Gopnik’s meticulous research reveals Barnes as a fierce advocate for the egalitarian ideals of his era’s progressive movement. But while his friends in the movement worked to reshape American society, Barnes wanted to transform the nation’s aesthetic life, taking art out of the hands of the elite and making it available to the average American.
The Maverick’s Museum offers a vivid picture of one of America’s great eccentrics. The sheer ferocity of Barnes’s democratic ambitions left him with more enemies than allies among people of all classes, but for a circle of intimates, he was a model of intelligence, generosity, and loyalty. In this compelling portrait, Gopnik reveals a life shaped by contradictions, one that left a lasting impact.
APPLE BOOKS REVIEW
There’s nothing like a well-researched biography of a fascinating person, and art critic Blake Gopnik more than delivers here. Albert Barnes, son of an alcoholic, disabled Civil War veteran, emerged from 19th-century Philadelphia’s roughest neighborhood to make millions after inventing an antiseptic. His twin passions were progressive politics and the African American culture he’d grown up around in the Methodist Church. Then, with the help of a high school classmate who’d become a prominent painter, he added a third: modern art. Cantankerous and filled with undisguised contempt for the cultural establishment, Barnes opened Philadelphia’s then-controversial Barnes Foundation, a modern art temple as strikingly original as the man himself.
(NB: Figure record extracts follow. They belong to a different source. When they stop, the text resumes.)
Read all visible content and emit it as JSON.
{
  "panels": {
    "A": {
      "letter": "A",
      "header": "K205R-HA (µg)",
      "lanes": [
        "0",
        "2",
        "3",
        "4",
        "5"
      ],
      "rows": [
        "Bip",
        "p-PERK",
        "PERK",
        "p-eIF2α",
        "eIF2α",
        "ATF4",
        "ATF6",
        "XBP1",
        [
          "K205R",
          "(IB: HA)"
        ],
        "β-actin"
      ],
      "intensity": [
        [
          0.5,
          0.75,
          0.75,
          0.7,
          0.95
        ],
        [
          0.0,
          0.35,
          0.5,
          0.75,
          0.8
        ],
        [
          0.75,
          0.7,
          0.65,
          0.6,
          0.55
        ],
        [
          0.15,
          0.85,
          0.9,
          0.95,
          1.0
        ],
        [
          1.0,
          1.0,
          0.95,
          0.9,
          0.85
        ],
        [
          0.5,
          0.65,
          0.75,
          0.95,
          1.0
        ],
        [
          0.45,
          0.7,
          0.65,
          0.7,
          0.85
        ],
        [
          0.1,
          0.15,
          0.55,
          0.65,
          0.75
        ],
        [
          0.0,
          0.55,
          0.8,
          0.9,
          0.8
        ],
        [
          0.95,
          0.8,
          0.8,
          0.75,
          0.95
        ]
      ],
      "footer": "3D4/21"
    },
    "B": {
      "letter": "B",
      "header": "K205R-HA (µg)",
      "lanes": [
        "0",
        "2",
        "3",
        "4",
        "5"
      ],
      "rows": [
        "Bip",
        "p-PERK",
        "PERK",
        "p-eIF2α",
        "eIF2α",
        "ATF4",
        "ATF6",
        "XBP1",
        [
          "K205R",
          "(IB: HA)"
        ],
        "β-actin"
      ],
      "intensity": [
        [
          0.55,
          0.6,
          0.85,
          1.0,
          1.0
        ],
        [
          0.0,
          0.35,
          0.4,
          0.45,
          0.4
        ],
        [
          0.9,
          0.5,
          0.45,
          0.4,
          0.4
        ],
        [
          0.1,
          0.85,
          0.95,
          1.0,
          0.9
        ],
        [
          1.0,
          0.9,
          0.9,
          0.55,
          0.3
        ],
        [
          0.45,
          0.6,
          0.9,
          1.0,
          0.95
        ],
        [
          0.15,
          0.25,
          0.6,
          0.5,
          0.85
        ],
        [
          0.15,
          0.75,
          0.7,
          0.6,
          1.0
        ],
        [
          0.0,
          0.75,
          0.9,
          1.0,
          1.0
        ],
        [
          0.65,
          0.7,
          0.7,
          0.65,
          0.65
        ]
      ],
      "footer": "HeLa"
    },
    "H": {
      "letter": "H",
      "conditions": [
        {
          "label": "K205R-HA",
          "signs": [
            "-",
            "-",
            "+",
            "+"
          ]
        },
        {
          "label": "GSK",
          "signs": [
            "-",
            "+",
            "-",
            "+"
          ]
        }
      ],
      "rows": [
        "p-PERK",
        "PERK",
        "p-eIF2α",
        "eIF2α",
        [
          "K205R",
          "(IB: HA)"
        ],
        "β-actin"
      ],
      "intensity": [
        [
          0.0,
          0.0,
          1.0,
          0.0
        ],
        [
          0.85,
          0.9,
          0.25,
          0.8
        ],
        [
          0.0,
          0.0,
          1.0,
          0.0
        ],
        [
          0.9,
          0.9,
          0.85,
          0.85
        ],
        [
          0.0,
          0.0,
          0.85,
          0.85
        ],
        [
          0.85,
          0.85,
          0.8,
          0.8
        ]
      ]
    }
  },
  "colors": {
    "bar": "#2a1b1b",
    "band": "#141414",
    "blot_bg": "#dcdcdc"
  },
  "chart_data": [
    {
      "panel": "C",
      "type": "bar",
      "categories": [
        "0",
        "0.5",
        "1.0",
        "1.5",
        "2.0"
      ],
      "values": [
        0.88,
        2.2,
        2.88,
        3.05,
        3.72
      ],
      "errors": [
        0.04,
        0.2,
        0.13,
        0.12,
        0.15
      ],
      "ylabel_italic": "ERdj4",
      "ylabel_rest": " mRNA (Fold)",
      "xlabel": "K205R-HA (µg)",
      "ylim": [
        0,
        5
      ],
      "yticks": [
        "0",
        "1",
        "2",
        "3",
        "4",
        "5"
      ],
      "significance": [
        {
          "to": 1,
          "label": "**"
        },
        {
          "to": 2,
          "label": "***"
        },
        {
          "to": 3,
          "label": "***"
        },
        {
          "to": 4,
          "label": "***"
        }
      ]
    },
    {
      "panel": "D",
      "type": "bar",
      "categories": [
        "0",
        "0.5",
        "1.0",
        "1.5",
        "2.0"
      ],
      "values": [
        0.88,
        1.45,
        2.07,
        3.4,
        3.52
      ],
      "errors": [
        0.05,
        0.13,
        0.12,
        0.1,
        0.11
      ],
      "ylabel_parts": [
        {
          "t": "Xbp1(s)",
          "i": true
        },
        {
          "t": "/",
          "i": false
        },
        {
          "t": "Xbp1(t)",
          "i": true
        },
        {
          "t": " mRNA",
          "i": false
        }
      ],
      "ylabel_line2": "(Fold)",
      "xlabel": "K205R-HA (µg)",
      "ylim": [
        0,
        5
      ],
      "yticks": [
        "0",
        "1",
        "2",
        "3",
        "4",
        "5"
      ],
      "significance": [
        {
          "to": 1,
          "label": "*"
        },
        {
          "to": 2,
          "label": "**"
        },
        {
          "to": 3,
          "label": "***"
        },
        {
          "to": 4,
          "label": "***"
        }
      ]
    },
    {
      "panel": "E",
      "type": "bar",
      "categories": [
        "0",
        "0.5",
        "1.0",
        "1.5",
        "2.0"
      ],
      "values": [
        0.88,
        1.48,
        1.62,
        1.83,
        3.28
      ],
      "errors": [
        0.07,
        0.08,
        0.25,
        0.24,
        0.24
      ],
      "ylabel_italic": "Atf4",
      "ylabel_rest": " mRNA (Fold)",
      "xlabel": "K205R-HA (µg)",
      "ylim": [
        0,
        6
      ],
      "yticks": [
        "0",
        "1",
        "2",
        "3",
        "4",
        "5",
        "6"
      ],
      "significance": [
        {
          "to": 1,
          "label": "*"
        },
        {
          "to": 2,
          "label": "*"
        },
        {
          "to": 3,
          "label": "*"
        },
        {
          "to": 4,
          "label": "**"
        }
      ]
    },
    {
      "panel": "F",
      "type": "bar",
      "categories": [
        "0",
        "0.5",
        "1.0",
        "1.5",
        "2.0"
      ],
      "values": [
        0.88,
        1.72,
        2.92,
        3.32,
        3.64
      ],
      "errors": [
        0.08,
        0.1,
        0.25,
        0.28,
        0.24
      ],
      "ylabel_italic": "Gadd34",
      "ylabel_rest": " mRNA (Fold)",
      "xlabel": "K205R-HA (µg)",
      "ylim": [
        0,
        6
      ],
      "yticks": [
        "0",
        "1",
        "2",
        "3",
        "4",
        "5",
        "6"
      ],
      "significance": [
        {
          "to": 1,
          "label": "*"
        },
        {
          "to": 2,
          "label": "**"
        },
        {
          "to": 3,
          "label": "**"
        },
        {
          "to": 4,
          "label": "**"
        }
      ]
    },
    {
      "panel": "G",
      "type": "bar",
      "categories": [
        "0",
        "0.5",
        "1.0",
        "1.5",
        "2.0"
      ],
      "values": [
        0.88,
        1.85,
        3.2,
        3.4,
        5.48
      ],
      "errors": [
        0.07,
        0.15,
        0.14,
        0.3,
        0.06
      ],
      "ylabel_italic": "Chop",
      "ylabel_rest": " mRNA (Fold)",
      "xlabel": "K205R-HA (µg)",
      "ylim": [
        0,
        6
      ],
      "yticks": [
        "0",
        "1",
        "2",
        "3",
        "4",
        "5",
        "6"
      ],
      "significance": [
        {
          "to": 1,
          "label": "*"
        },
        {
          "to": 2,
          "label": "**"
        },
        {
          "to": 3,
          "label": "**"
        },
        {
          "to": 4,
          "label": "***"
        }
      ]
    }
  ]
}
Gopnik captures both Barnes’ personal eccentricities and his egalitarian ideals, as well as his connections to the 1920s Harlem Renaissance and fellow iconoclasts like Gertrude Stein and Bertrand Russell. The Maverick’s Museum is an entertaining look into how modernism flourished in Philadelphia.
PUBLISHERS WEEKLY
Biographer Gopnik (Warhol) draws on extensive research for this textured and energetic biography of Albert Barnes, the collector who founded the Barnes Foundation museum and helped reshape notions of American art. Born into a poor family in late-19th-century Pennsylvania, Barnes grew up with a "ferocious... rejection of elites and elitism." After earning a medical degree, he began a career in the growing pharmaceuticals field, co-developing the antiseptic on which he built his fortune and implementing such progressive reforms as offering educational opportunities to employees. He used his fortune to buy art that became the basis for the Barnes Foundation museum, seeking out Renoirs and Cezannes (which, while "safe" by European standards, were still considered avant-garde in the U.S.), North American ironwork, and African sculpture. Gopnik emphasizes how Barnes championed African art not as "the product of some exotic Other" but high art in its own right. In so doing, he helped to make fine art a front in the fight for egalitarianism and the eradication of "old hierarchical ways." Gopnik remains clear-eyed, however, about Barnes's less than savory attributes, including a tendency to attack art world rivals, occasionally in the kind of racist or antisemitic language that he purported to despise. The result is a vibrant and comprehensive portrait of an influential figure in American art history.